Darrick J. Wong [Wed, 21 May 2025 22:35:10 +0000 (15:35 -0700)]
libext2fs: fix unix io manager invalidation
flush_cached_blocks does not invalidate clean blocks from the block
cache. From reading all the call sites, it looks like they all actually
want the cache to be empty on successful return, so adjust the
implementation to do this.
Theodore Ts'o [Fri, 23 May 2025 03:53:40 +0000 (23:53 -0400)]
fuse2fs: fix portability issues when compiling on MacOS
Fix a number of portability issues which resulted in fuse2fs failing
to build on MacOS.
*) MacOS doesn't have the timespec fields in struct stat; we have
a autoconf test to check for this, so use it.

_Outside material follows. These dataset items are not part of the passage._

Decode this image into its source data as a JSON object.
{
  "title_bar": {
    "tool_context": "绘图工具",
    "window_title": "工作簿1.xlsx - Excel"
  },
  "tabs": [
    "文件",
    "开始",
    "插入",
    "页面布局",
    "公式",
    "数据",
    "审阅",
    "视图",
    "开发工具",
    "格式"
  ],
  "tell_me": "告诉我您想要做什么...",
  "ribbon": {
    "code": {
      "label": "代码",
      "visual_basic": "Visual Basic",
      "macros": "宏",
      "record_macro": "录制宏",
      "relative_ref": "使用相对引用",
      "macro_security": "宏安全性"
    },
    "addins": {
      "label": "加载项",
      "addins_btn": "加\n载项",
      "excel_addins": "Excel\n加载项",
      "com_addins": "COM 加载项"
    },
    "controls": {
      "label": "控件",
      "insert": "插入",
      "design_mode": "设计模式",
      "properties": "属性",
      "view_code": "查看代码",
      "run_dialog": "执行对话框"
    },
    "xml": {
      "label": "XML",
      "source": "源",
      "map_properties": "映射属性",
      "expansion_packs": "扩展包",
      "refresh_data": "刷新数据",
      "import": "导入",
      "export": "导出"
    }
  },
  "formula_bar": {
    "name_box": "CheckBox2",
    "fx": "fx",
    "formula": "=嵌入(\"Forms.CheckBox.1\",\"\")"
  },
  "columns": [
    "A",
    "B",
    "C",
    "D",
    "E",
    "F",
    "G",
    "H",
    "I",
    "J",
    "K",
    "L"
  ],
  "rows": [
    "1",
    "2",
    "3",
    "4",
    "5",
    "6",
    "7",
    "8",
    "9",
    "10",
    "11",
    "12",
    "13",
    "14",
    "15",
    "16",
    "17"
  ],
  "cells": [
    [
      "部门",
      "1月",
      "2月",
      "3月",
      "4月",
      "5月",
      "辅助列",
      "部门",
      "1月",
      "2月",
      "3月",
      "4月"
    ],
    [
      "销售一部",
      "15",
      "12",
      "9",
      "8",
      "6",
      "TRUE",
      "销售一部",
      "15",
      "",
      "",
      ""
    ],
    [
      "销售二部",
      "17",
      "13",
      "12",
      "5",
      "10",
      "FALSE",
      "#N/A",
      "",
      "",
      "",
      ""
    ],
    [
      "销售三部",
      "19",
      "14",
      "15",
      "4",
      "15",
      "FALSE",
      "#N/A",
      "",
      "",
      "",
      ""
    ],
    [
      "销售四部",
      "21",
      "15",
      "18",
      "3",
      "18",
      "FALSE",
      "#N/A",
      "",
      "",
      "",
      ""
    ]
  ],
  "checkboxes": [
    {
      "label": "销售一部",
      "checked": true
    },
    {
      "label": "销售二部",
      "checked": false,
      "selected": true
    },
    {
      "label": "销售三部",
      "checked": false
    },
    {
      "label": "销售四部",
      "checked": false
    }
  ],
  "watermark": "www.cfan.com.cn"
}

*) The portable way to print off_t values is to use
printf("%jd", (intmax_t) d); The cast is necessary to avoid
type mismatch warnings.
*) Define FUSE_DARWIN_ENABLE_EXTENSIONS=0 to avoid using random
structs such as struct fuse_darwin_attr and struct fuse_darwin_fill_dir_t
in the fuse operation function prototypes.
With these fixes, fuse2fs successfully compiles and works with
MacFuse on macOS Sequoia.
Theodore Ts'o [Tue, 20 May 2025 02:07:55 +0000 (22:07 -0400)]
libext2fs: add the EXT2FS_LINK_APPEND flag to ext2fs_link()
Add a flag which only tries to add the new directory entry to the last
block in the directory. This is helpful avoids mke2fs -d offering
from an O(n**2) performance bottleneck when adding a large number of
files to a directory.
Theodore Ts'o [Sun, 4 May 2025 18:07:14 +0000 (14:07 -0400)]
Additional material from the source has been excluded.